Different compilation results led to a 4 times difference in their running time.
The first:
#include <numeric>
#include <algorithm>
int main() {
unsigned a[5000];
std::iota(a, a + 5000, 0);
for (int k = 0; k < 1'000'000; k++)
for (int i = 1; i < 5000; i++)
a[i] += a[i - 1];
return *std::min_element(a, a + 5000);
}
The second:
#include <numeric>
#include <algorithm>
int main() {
unsigned a[5000];
std::iota(a, a + 5000, 0);
for (int k = 0; k < 1'000'000; k++)
for (int i = 0; i + 1 < 5000; i++)
a[i + 1] += a[i];
return *std::min_element(a, a + 5000);
}
What could be the reason for this exception in the compiler?

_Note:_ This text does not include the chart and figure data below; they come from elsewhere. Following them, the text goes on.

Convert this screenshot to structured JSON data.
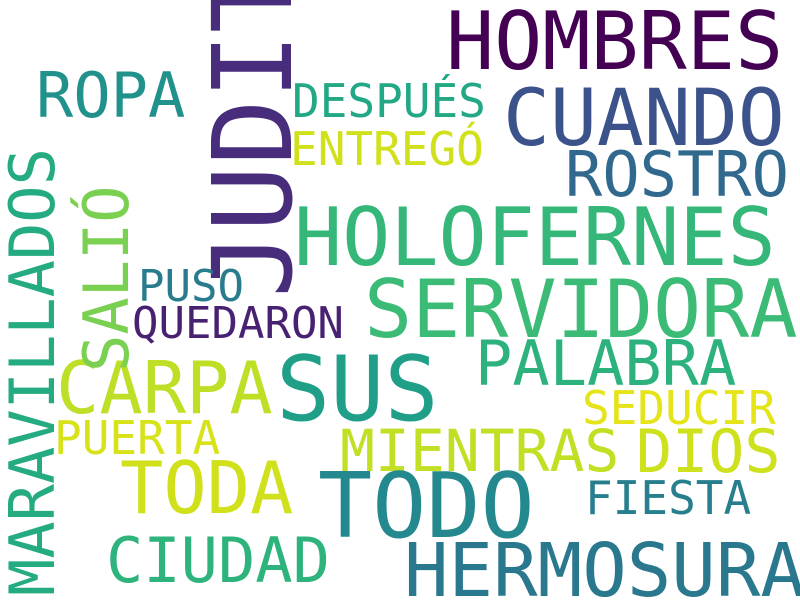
{
  "words": {
    "hombres": {
      "text": "HOMBRES",
      "color": "#440154"
    },
    "cuando": {
      "text": "CUANDO",
      "color": "#3b528b"
    },
    "ropa": {
      "text": "ROPA",
      "color": "#21918c"
    },
    "despues": {
      "text": "DESPUÉS",
      "color": "#22a884"
    },
    "entrego": {
      "text": "ENTREGÓ",
      "color": "#d0e11c"
    },
    "rostro": {
      "text": "ROSTRO",
      "color": "#31688e"
    },
    "judit": {
      "text": "JUDIT",
      "color": "#472d7b"
    },
    "holofernes": {
      "text": "HOLOFERNES",
      "color": "#35b779"
    },
    "servidora": {
      "text": "SERVIDORA",
      "color": "#3bbb75"
    },
    "puso": {
      "text": "PUSO",
      "color": "#287c8e"
    },
    "quedaron": {
      "text": "QUEDARON",
      "color": "#482173"
    },
    "palabra": {
      "text": "PALABRA",
      "color": "#2db27d"
    },
    "carpa": {
      "text": "CARPA",
      "color": "#bddf26"
    },
    "sus": {
      "text": "SUS",
      "color": "#1f9f88"
    },
    "seducir": {
      "text": "SEDUCIR",
      "color": "#e5e419"
    },
    "puerta": {
      "text": "PUERTA",
      "color": "#d8e219"
    },
    "mientras": {
      "text": "MIENTRAS",
      "color": "#c2df23"
    },
    "dios": {
      "text": "DIOS",
      "color": "#cde11d"
    },
    "toda": {
      "text": "TODA",
      "color": "#d0e11c"
    },
    "todo": {
      "text": "TODO",
      "color": "#23898e"
    },
    "fiesta": {
      "text": "FIESTA",
      "color": "#277f8e"
    },
    "ciudad": {
      "text": "CIUDAD",
      "color": "#2eb37c"
    },
    "hermosura": {
      "text": "HERMOSURA",
      "color": "#2a788e"
    },
    "maravillados": {
      "text": "MARAVILLADOS",
      "color": "#25ab82"
    },
    "salio": {
      "text": "SALIÓ",
      "color": "#7ad151"
    }
  }
}
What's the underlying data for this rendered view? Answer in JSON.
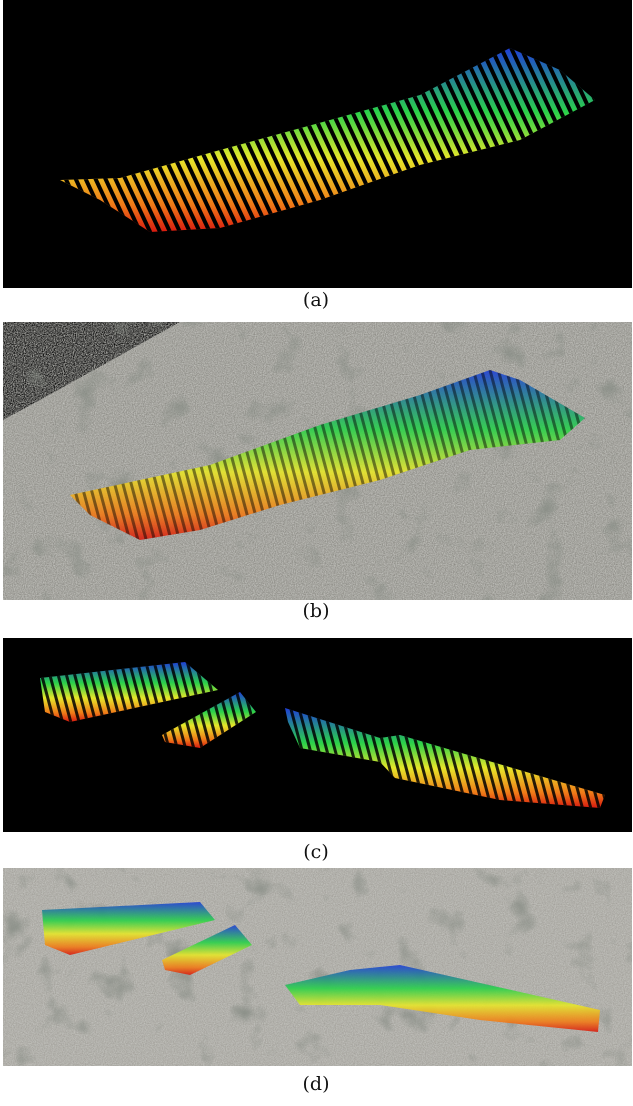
{
  "figure": {
    "panels": [
      {
        "caption": "(a)"
      },
      {
        "caption": "(b)"
      },
      {
        "caption": "(c)"
      },
      {
        "caption": "(d)"
      }
    ]
  }
}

In version 2 we see that GCC has done this,
.L4:
add edx, DWORD PTR [rax]
add rax, 4
mov DWORD PTR [rax-4], edx
cmp rcx, rax
jne .L4
So accumulating values in edx
, adding a new element into it and storing the accumulated sum to memory. This is fine, no problems here.
In version 1 we see that GCC has done this,
.L4:
mov edx, DWORD PTR [rax-4]
add DWORD PTR [rax], edx
add rax, 4
cmp rax, rcx
jne .L4
Here the previously stored partial sum is loaded again, and then it is added into the current element.
That is not good, there is a loop-carried dependency through memory, putting the latency of a store+reload on the critical path. On various CPUs that may be 5 or 6 cycles per iteration. In version 2 the similar dependency goes through edx
instead of through memory, which is pretty efficient on every CPU, letting the loop execute at closer to 1.5 cycles per iteration. Based on that effect, a performance difference of around 4x is expected.
On some newer CPUs it may not work out so badly, if the CPU can use memory renaming (zero-latency store to load forwarding) in this situation. However, about Intel Ice Lake, Agner Fog writes:
The fast forwarding does not work in the following cases, according to my tests:
...
- Read-modify-write instructions
We do have a read-modify-write instruction here so that's probably not good.
For AMD-style memory renaming, apparently the memory operand has to be an exact match (not just the computed address, but the way in which it is specified), which we don't have here, so it's probably not good either.
I don't know why GCC would compile the two versions in such different ways. Maybe there is a reason and I just couldn't think of it, but maybe it just happened by bad luck.